Leader of the Opposition Bharrat Jagdeo has accused the government of negotiating with the Guyana Teachers’ Union (GTU) in bad faith, thereby creating the conditions that led to a nationwide strike.
Jagdeo, who spoke with the media at his Queenstown, Georgetown office on Thursday prior to a deal being reached to end the strike and settle the dispute between the Education Ministry and the GTU by way of arbitration, said his party supported the teachers.
“This is not a political strike although they are trying to make it like that. Their (teachers) demands are legitimate. If they (government) cannot meet all of the demands, they need to engage. The teachers have been crying out for engagement. The parents should also support the teachers,” he said.
“We support the teachers and their industrial action because of the way they are treated and the whole country should. They (government) have not looked at the demands themselves. They argued for a big percentage in the first instance, but look at what they have asked in the remaining four years of the agreement. You will see that in no way the teachers’ request is unreasonable. They are waiting to be heard to get clear answers,” he added.
The teachers, he said, “have been callously misrepresented” by government and rather than sit and negotiate the administration has been confrontational.

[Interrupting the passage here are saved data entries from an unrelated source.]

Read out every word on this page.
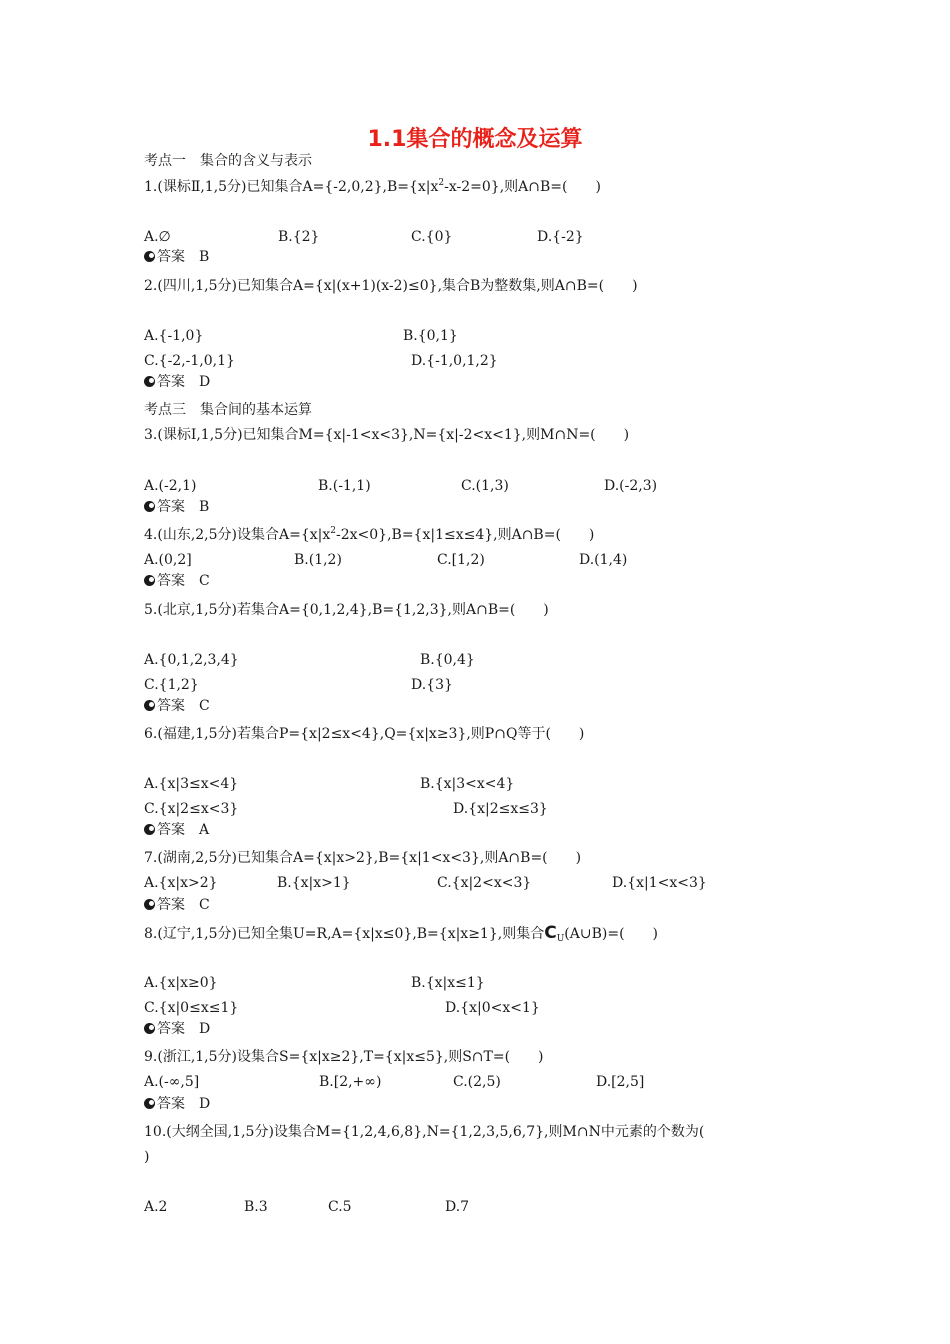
1.1集合的概念及运算
考点一　集合的含义与表示
1.(课标Ⅱ,1,5分)已知集合$A=\{-2,0,2\},B=\{x|x^2-x-2=0\}$,则A∩B=(　　)
A.∅	B.{2}	C.{0}	D.{-2}
答案　 B
2.(四川,1,5分)已知集合A={x|(x+1)(x-2)≤0},集合B为整数集,则A∩B=(　　)
A.{-1,0}	B.{0,1}
C.{-2,-1,0,1}	D.{-1,0,1,2}
答案　 D
考点三　集合间的基本运算
3.(课标Ⅰ,1,5分)已知集合M={x|-1<x<3},N={x|-2<x<1},则M∩N=(　　)
A.(-2,1)	B.(-1,1)	C.(1,3)	D.(-2,3)
答案　 B
4.(山东,2,5分)设集合$A=\{x|x^2-2x<0\},B=\{x|1\le x\le 4\}$,则A∩B=(　　)
A.(0,2]	B.(1,2)	C.[1,2)	D.(1,4)
答案　 C
5.(北京,1,5分)若集合A={0,1,2,4},B={1,2,3},则A∩B=(　　)
A.{0,1,2,3,4}	B.{0,4}
C.{1,2}	D.{3}
答案　 C
6.(福建,1,5分)若集合P={x|2≤x<4},Q={x|x≥3},则P∩Q等于(　　)
A.{x|3≤x<4}	B.{x|3<x<4}
C.{x|2≤x<3}	D.{x|2≤x≤3}
答案　 A
7.(湖南,2,5分)已知集合A={x|x>2},B={x|1<x<3},则A∩B=(　　)
A.{x|x>2}	B.{x|x>1}	C.{x|2<x<3}	D.{x|1<x<3}
答案　 C
8.(辽宁,1,5分)已知全集U=R,A={x|x≤0},B={x|x≥1},则集合$C_U(A\cup B)=$(　　)
A.{x|x≥0}	B.{x|x≤1}
C.{x|0≤x≤1}	D.{x|0<x<1}
答案　 D
9.(浙江,1,5分)设集合S={x|x≥2},T={x|x≤5},则S∩T=(　　)
A.(-∞,5]	B.[2,+∞)	C.(2,5)	D.[2,5]
答案　 D
10.(大纲全国,1,5分)设集合M={1,2,4,6,8},N={1,2,3,5,6,7},则M∩N中元素的个数为(
)
A.2	B.3	C.5	D.7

The Education Minister Nicolette Henry’s attitude, he said, was “condescending, haughty and judgmental” as she said government’s offer was all it could give and that if the teachers insisted on a strike, then they would put alternative measures in place by recruiting other people to see to the children.
The minister responsible for labour, Keith Scott, Jagdeo added, saw the teachers “as uncaring and selfish.” Scott has since apologised for his comments.
Jagdeo expressed the hope that the GTU and government would have reached an agreement and teachers would return to their classrooms so that fears of thousands of parents would be allayed.
Stating that the teachers’ demands are legitimate as their multi-year agreement expired in 2015, and teachers thought they had made progress when President David Granger appointed a High Level Task Force to resolve the situation, Jagdeo said he found it strange that the president at his recent press conference said government and the GTU were not negotiating a multi-year agreement, rather only one dealing with 2018.
The task force discussed and made recommendations on a multi-year agreement, he said. He noted Granger’ comment that they were looking for additional resources to better the $700 million package offered to teachers
He said he was very disappointed that Granger would say months after the report was presented to him that government now has problems with the Task Force’s recommendations. The Task Force presented its recommendations to government in March.
“They put their senior people on the Task Force and now in September they discover that they have problems with the Task Force recommendations. We see this as negotiations in bad faith,” he added.
Jagdeo also took the Alliance For Change (AFC) to task for calling on teachers to bear with government while trying to pit the public servants against teachers by saying that if they are given the pay hike they are demanding, other categories of workers would also want the same.
He was critical of the AFC, which in a newspaper article said that on taking office there was not half enough money available to do what every Guyanese needed to be done. And yet, Jagdeo said, the government found the 50 percent increase in salaries for ministers. “Now their salaries have gone close to $1 million a month. Things were so bad they had to do that,” he noted.
While the AFC claimed that government has to repair the damage done under the 23 years of PPP/C rule, Jagdeo said that it was under the former administration that two multi-year agreements were reached with the teachers.